The core — no innate ideas, the mind as white paper
Locke's programme is to map the origin, extent, and limits of human knowledge. All our materials, he argues, come from experience: simple ideas enter through the senses and through the mind's reflection on its own operations, and the understanding then combines them into the complex ideas we think with. From this he develops famous distinctions — primary and secondary qualities, the workmanship of the understanding, the puzzle of personal identity — and a sober conclusion about how much is genuinely within our reach.
Let us then suppose the mind to be, as we say, white paper, void of all characters, without any ideas.

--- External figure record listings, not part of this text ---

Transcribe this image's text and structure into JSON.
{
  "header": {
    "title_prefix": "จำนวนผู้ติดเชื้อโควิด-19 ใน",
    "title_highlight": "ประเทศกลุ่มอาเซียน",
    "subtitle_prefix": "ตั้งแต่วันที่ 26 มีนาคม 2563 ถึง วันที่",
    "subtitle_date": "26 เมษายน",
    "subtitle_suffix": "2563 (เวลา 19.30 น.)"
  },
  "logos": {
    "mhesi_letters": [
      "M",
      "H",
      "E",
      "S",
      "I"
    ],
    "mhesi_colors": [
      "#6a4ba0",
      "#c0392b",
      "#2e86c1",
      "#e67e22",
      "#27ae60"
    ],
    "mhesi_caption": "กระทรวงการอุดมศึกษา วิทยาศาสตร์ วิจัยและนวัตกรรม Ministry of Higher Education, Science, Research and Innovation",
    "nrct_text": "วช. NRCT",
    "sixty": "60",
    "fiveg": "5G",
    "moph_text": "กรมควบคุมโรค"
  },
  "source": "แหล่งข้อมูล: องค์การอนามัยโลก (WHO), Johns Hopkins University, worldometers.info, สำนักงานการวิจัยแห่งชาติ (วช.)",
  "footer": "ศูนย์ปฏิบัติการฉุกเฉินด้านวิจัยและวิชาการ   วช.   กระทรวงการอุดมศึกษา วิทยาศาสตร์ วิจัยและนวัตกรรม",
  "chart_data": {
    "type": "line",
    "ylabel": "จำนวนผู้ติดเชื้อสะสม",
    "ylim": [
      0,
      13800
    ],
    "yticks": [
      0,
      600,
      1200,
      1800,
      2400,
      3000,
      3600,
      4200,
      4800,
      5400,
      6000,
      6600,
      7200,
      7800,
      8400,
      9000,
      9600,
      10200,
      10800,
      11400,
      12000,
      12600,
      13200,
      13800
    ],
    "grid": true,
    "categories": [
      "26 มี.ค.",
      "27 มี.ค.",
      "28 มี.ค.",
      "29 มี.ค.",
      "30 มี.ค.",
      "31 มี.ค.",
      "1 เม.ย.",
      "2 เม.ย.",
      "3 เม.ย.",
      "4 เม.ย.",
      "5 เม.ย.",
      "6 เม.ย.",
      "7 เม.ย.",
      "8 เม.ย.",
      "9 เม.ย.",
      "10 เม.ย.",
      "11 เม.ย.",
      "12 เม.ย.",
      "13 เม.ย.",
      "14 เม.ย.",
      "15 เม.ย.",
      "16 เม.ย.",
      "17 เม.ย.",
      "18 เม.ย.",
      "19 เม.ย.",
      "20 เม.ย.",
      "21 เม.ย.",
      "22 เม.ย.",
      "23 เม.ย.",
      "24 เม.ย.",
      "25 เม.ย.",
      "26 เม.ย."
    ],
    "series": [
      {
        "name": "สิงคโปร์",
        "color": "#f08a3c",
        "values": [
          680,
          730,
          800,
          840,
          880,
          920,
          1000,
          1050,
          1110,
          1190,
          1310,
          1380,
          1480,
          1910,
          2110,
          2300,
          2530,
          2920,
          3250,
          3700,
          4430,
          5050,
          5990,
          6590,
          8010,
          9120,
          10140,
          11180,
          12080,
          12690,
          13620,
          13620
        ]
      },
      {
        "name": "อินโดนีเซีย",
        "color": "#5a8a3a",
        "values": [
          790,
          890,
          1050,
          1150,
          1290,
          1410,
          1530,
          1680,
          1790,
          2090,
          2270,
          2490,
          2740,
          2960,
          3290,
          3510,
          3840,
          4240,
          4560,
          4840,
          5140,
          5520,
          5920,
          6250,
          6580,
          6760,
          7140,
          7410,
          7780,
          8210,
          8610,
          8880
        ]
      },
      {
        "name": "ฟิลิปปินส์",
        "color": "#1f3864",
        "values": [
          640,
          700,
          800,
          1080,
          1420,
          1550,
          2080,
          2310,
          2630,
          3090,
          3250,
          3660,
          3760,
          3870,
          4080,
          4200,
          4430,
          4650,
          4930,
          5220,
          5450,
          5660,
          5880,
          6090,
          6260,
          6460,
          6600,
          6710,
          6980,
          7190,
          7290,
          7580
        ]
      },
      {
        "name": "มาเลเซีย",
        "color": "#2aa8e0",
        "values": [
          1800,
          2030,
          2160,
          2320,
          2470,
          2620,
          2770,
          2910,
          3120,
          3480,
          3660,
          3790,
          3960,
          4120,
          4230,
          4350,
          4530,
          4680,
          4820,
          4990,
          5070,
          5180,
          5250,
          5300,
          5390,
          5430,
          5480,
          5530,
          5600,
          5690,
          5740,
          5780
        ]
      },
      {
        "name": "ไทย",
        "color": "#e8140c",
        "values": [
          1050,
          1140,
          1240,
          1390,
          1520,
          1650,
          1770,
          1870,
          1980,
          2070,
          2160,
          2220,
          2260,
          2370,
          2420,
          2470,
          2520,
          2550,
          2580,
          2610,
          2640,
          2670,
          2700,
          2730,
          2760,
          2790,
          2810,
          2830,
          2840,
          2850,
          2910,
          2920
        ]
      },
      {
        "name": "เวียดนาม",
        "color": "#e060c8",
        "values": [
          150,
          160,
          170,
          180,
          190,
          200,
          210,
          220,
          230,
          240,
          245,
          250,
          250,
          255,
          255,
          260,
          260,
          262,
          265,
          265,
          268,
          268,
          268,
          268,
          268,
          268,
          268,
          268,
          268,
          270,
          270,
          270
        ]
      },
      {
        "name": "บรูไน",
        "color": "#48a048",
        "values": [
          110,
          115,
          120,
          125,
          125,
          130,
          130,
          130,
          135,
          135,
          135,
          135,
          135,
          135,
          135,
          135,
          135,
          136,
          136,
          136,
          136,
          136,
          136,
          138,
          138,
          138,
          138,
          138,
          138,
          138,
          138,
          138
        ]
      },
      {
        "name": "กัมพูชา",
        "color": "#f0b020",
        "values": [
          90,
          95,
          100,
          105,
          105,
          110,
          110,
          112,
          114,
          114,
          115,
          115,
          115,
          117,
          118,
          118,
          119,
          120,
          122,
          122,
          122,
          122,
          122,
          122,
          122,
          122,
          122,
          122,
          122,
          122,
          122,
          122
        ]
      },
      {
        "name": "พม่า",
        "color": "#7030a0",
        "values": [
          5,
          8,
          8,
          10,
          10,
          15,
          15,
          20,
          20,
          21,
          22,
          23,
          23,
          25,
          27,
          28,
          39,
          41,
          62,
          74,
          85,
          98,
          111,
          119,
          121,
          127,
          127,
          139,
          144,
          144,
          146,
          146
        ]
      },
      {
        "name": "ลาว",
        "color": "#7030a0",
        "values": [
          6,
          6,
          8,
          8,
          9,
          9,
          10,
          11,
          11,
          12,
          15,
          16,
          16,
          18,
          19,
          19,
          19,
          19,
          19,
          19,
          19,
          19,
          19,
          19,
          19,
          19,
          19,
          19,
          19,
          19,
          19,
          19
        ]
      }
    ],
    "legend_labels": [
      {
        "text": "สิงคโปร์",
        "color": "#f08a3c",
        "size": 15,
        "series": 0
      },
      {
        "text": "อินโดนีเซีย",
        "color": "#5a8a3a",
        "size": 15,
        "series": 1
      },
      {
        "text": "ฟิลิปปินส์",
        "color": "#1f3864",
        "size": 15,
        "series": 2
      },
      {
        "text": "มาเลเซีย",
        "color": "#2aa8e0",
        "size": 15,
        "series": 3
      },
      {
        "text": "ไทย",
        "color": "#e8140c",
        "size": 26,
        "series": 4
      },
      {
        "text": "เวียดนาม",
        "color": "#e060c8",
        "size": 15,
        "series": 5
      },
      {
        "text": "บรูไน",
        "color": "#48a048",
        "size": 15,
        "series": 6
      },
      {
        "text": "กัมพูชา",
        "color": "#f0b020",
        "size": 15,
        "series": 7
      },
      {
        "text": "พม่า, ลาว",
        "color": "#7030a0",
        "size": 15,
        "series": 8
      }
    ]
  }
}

How comes it to be furnished? … To this I answer, in one word, from experience.
— Locke, Essay, II.i.2
This is the book that set the agenda for British empiricism and, through Berkeley and Hume, for a century of philosophy after it.
Three highlights
1. The foundation of empiricism
Almost every later debate about perception, knowledge, and the mind starts here. Reading the Essay is reading the source, not a commentary on it.
2. The famous set-pieces
Primary and secondary qualities, the "molyneux problem," and the memory-based account of personal identity are landmarks of philosophy — and they are vivid and argued, not dry.
3. Woolhouse's reading edition
The Essay is enormous; Woolhouse's Penguin text and introduction make a sane starting point for a first encounter without demanding the full scholarly apparatus at once.
What to watch out for
Two honest notes. First, it is long and uneven: at some 800 pages, Locke repeats himself and digresses, and few first readers go straight through every chapter. Use the introduction to pick a path — Books II and IV are the heart. Second, read it after the politics, not before: coming to the Essay once Dunn and the Two Treatises have shown you how Locke argues makes the theory of mind far less forbidding. This is the deep end, kept for last on purpose.